• “I was very disappointed when Azeem’s original allegations were first brought to my attention,” Gale said in his first statement since being dismissed by the club.
• Earlier in June, English cricket’s governing body said charges had been brought against “a number of individuals” following the racism allegations and Gale confirmed he was among these.
Former Yorkshire head coach Andrew Gale will not engage with the England and Wales Cricket Board’s disciplinary process after being charged following racism allegations at the club.
Abuse allegations surfaced in September 2020 when ex-player Azeem Rafiq said discrimination made him feel suicidal.

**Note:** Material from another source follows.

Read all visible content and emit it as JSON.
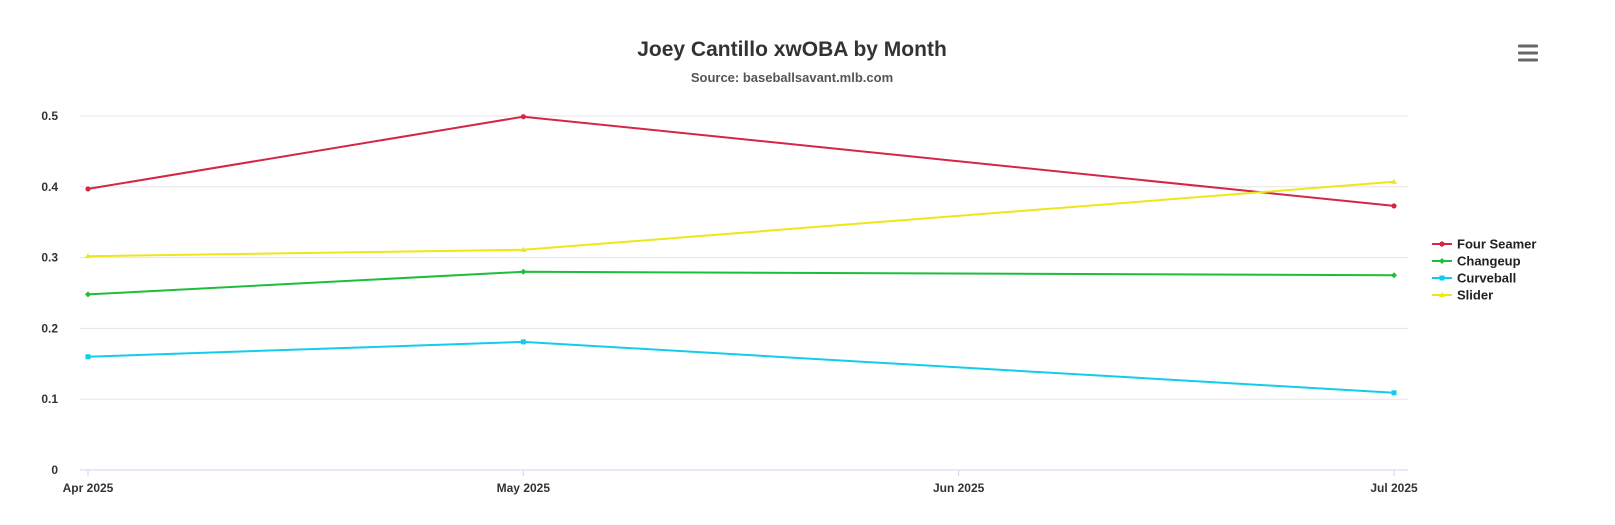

Gale won an unfair dismissal claim against Yorkshire in June after being sacked by the club last year.
The 38-year-old denied all allegations in a statement on Wednesday.
“I was very disappointed when Azeem’s original allegations were first brought to my attention,” Gale said in his first statement since being dismissed by the club.
“For the avoidance of any doubt, I deny each and every allegation that Azeem raised with YCCC and then via the ECB suggesting that I have used racist language and bullied Azeem.”
In November, ECB chief executive Tom Harrison told the Digital, Culture, Media and Sport select committee English cricket was approaching an “emergency” over its failure to address racism and the ECB had “struggled” to get the first-class game to “wake up”.
When the committee’s report was published, chair Julian Knight MP described Rafiq’s story as “typical of an endemic problem across the whole of cricket”.
Earlier in June, English cricket’s governing body said charges had been brought against “a number of individuals” following the racism allegations and Gale confirmed he was among these.
Since Rafiq’s accusations became public, 16 members of staff have left Yorkshire in a widespread overhaul of its senior leadership.
The ECB confirmed cases would be heard by a discipline committee in September and October, but Gale said he would not attend or acknowledge the outcome of any hearing.
Gale, who became Yorkshire captain in 2009 before taking on the head coach role in 2016, added that he refused to have his “life defined by unsubstantiated allegations” and described Yorkshire and the ECB’s actions as a “witchhunt”.
He continued: “Let’s be frank, the ECB, by charging me without interview, are clearly looking to do that whatever happens. YCCC will no doubt applaud that as it looks to avoid compensating the staff it unfairly dismissed.
“I am not willing to engage in a tainted process when the relationship between the club, certain members of the media and Azeem is as close as it is.”
Gale, who said he had “received personal abuse” since the allegations, added that he does “not intend to spend my limited savings in paying my legal team to represent me at the ECB hearing”.
On Tuesday, former England captain Michael Vaughan - who was also charged by the ECB - stepped back from his BBC work amid “ongoing dialogue” around the Yorkshire racism investigation.
He has denied an allegation that he made a racist comment to a group of Asian players.
When the ECB confirmed charges had been made earlier in June, Rafiq said: “It has been a long two years since I went public about my experiences, but I hope this all means that no young player ever goes through such pain and alienation again.”
The ECB has declined to comment following Gale’s statement.